Abstract

The purpose of the work was to research ways to reduce the duration of the intermediate heat treatment mode of alloy steels while ensuring the required level of properties and reducing energy costs. For further mechanical processing of alloy rolled metal, it is necessary to obtain the original rolled product with a structure that has high plasticity and low hardness. In order to achieve the required mechanical properties, a special softening heat treatment is carried out - annealing at subcritical temperatures (A1 - 25...40 °С) with a long exposure. Thanks to annealing, structural transformations take place and the resulting structure has a granular morphology. Research has established that in steels with a mixed structure during annealing, structural transformations begin with thermodynamically less stable structures. For medium-carbon steels alloyed with such elements as chromium, molybdenum, vanadium, increasing the cooling rate after hot rolling by ~1.5 times makes it possible to obtain a structure that is more susceptible to annealing. Thus, for chrome-molybdenum steel, the structure consists of at least 80% bainite, ~15% ferrite and 5% pearlite. For chromium molybdenum vanadium steel, the basis of the structure is bainite (~90%), martensite (~5%) and ferrite (up to 5%).
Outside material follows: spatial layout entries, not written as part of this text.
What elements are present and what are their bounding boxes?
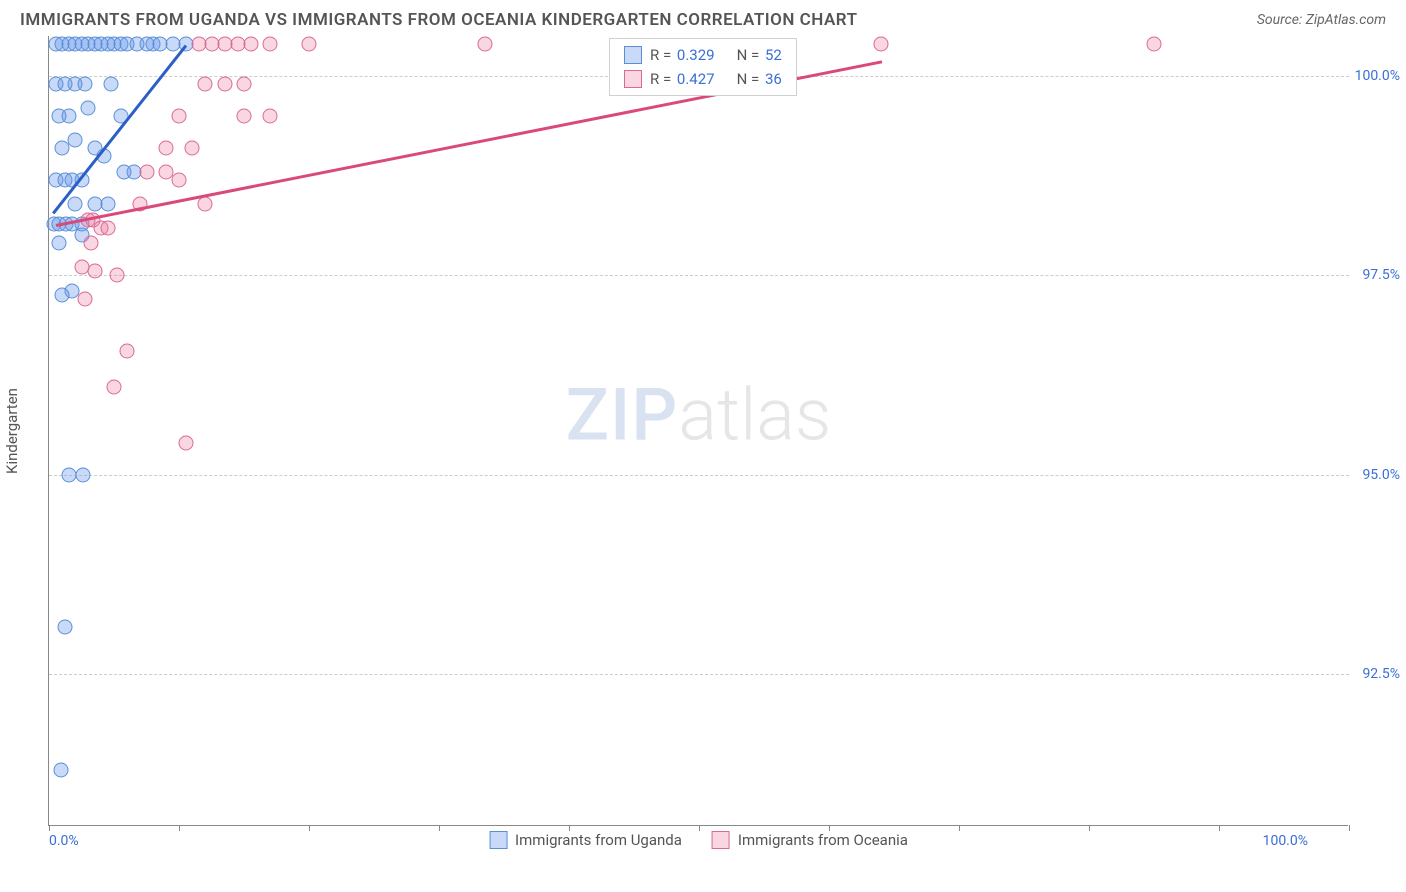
scatter-point xyxy=(78,292,93,307)
y-tick-label: 100.0% xyxy=(1355,68,1400,84)
scatter-point xyxy=(874,36,889,51)
scatter-point xyxy=(52,236,67,251)
legend-swatch xyxy=(624,70,642,88)
legend-swatch xyxy=(624,46,642,64)
scatter-point xyxy=(263,108,278,123)
legend-item: Immigrants from Oceania xyxy=(712,831,908,849)
y-axis-title: Kindergarten xyxy=(3,388,21,474)
scatter-point xyxy=(243,36,258,51)
scatter-point xyxy=(263,36,278,51)
grid-line xyxy=(49,674,1349,675)
legend-swatch xyxy=(489,831,507,849)
y-tick-label: 95.0% xyxy=(1362,467,1400,483)
x-tick xyxy=(1219,825,1220,831)
scatter-point xyxy=(53,763,68,778)
scatter-point xyxy=(57,619,72,634)
scatter-point xyxy=(81,100,96,115)
scatter-point xyxy=(172,172,187,187)
legend-bottom: Immigrants from Uganda Immigrants from Oc… xyxy=(489,831,908,849)
scatter-point xyxy=(68,196,83,211)
scatter-point xyxy=(1147,36,1162,51)
y-tick-label: 92.5% xyxy=(1362,666,1400,682)
scatter-point xyxy=(83,236,98,251)
chart-container: Kindergarten ZIPatlas 92.5%95.0%97.5%100… xyxy=(48,36,1388,826)
scatter-point xyxy=(104,76,119,91)
scatter-point xyxy=(178,435,193,450)
x-tick xyxy=(959,825,960,831)
scatter-point xyxy=(139,164,154,179)
watermark: ZIPatlas xyxy=(566,372,832,457)
x-tick xyxy=(49,825,50,831)
scatter-point xyxy=(302,36,317,51)
x-max-label: 100.0% xyxy=(1263,833,1308,849)
chart-source: Source: ZipAtlas.com xyxy=(1257,12,1386,28)
legend-swatch xyxy=(712,831,730,849)
scatter-point xyxy=(61,467,76,482)
trend-line xyxy=(52,44,187,213)
scatter-point xyxy=(477,36,492,51)
scatter-point xyxy=(217,76,232,91)
scatter-point xyxy=(100,196,115,211)
scatter-point xyxy=(87,264,102,279)
scatter-point xyxy=(55,288,70,303)
scatter-point xyxy=(68,132,83,147)
legend-item: Immigrants from Uganda xyxy=(489,831,682,849)
x-tick xyxy=(439,825,440,831)
y-tick-label: 97.5% xyxy=(1362,267,1400,283)
scatter-point xyxy=(185,140,200,155)
scatter-point xyxy=(61,108,76,123)
scatter-point xyxy=(107,380,122,395)
grid-line xyxy=(49,275,1349,276)
scatter-point xyxy=(237,108,252,123)
scatter-point xyxy=(237,76,252,91)
legend-row: R = 0.329N = 52 xyxy=(610,43,796,67)
scatter-point xyxy=(159,140,174,155)
grid-line xyxy=(49,475,1349,476)
scatter-point xyxy=(100,220,115,235)
scatter-point xyxy=(120,344,135,359)
legend-inset: R = 0.329N = 52R = 0.427N = 36 xyxy=(609,38,797,96)
x-tick xyxy=(309,825,310,831)
scatter-point xyxy=(172,108,187,123)
scatter-point xyxy=(78,76,93,91)
legend-row: R = 0.427N = 36 xyxy=(610,67,796,91)
x-tick xyxy=(179,825,180,831)
chart-header: IMMIGRANTS FROM UGANDA VS IMMIGRANTS FRO… xyxy=(0,0,1406,36)
scatter-point xyxy=(109,268,124,283)
scatter-point xyxy=(198,196,213,211)
scatter-point xyxy=(75,467,90,482)
plot-area: ZIPatlas 92.5%95.0%97.5%100.0%0.0%100.0%… xyxy=(48,36,1348,826)
x-tick xyxy=(1089,825,1090,831)
x-min-label: 0.0% xyxy=(49,833,79,849)
scatter-point xyxy=(198,76,213,91)
chart-title: IMMIGRANTS FROM UGANDA VS IMMIGRANTS FRO… xyxy=(20,10,858,30)
x-tick xyxy=(1349,825,1350,831)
In the resulting structures, upon subsequent annealing, structural transformations occur at reduced temperatures and require a shorter exposure time. The values of hardness and strength of the studied steels processed under the reduced regime decrease by 15-30%, and the plasticity indicators increase by ~50%. Obtaining such a structure after rolling makes it possible to speed up the intermediate thermal softening treatment, thereby reducing energy costs, and ensuring high plasticity of steel before mechanical processing (stamping, forging, etc.)